Erstellt am 08. Dezember 2015, 05:28

von Franz Gleiß

Die Plage mit den Nagern. Über 30 Biber stauen mit ihren Dämmen die Bäche und Flüsse in der Region Mank auf.

Eine einzige Biberfamilie hat den Zettelbach in Großaigen bei Mank auf eine Höhe von zwei Metern aufgestaut. Mit dem Land Niederösterreich wird nun nach einer Lösung für die Biberplage gesucht.  |  NOEN, Franz Gleiß

Mit dem Land Niederösterreich wird nun um Fanggenehmigungen verhandelt. 1869 wurde bei Anthering in Salzburg der letzte Biber in Österreich erlegt. Über 100 Jahre später siedelte die Biologische Station Wilhelminenberg unter der Leitung von Otto König die Tiere im Rahmen von Artenschutzprojekten in der Lobau bei Wien wieder an.

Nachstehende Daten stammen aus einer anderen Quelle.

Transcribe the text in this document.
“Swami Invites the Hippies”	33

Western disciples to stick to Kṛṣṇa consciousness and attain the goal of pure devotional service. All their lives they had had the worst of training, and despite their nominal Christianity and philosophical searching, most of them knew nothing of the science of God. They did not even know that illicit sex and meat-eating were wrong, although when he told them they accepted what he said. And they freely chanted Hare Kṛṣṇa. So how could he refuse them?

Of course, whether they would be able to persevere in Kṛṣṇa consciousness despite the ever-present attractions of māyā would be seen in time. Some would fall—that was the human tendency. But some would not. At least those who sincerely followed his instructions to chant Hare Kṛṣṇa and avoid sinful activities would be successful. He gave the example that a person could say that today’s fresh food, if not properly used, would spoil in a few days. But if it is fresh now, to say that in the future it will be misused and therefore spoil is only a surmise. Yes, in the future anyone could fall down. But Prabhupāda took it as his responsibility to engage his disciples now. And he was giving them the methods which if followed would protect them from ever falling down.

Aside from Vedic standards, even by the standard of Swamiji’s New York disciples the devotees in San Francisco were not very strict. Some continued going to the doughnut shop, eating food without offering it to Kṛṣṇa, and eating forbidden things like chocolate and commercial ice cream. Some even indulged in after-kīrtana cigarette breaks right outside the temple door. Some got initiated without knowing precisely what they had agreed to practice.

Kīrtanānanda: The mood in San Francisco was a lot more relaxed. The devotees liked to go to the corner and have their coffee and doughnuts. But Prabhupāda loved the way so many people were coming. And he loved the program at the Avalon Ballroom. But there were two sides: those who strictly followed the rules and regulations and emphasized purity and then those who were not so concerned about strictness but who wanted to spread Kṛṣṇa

Heute hat sich der Bestand erholt: Etwa 4.000 Biber leben derzeit in Niederösterreich.

Die Freude darüber hält sich vor allem bei Grundstücksbesitzern entlang der Bäche und Flüsse in Grenzen. Bürgermeister Leopold Gruber-Doberer weiß das nicht nur als Obmann des Melkwasserverbandes. Er hat auf seinem eigenen Anwesen eine stattliche Biber-Population. „Vor drei Jahren ist hier alles geschwommen“, erinnert er sich. Die Biberdämme hatten die Melk damals schon zum Überlaufen gebracht.

Entfernen verboten

Das Entfernen der Dämme ist allerdings ebenso verboten wie das Abschießen der unter Naturschutz stehenden Tiere. Gruber-Doberer hat in der Folge mit dem Biberbeauftragten des Landes, Gerald Hölzler, eine Fanggenehmigung erwirkt. Acht Tiere hat er im Vorjahr gefangen. „Die Tiere werden abgeholt und genetisch untersucht“, erklärt Gruber-Doberer. Heuer hat sich das Fangglück bisher nicht eingestellt. Die Fanggenehmigung läuft jedoch Ende des Jahres aus.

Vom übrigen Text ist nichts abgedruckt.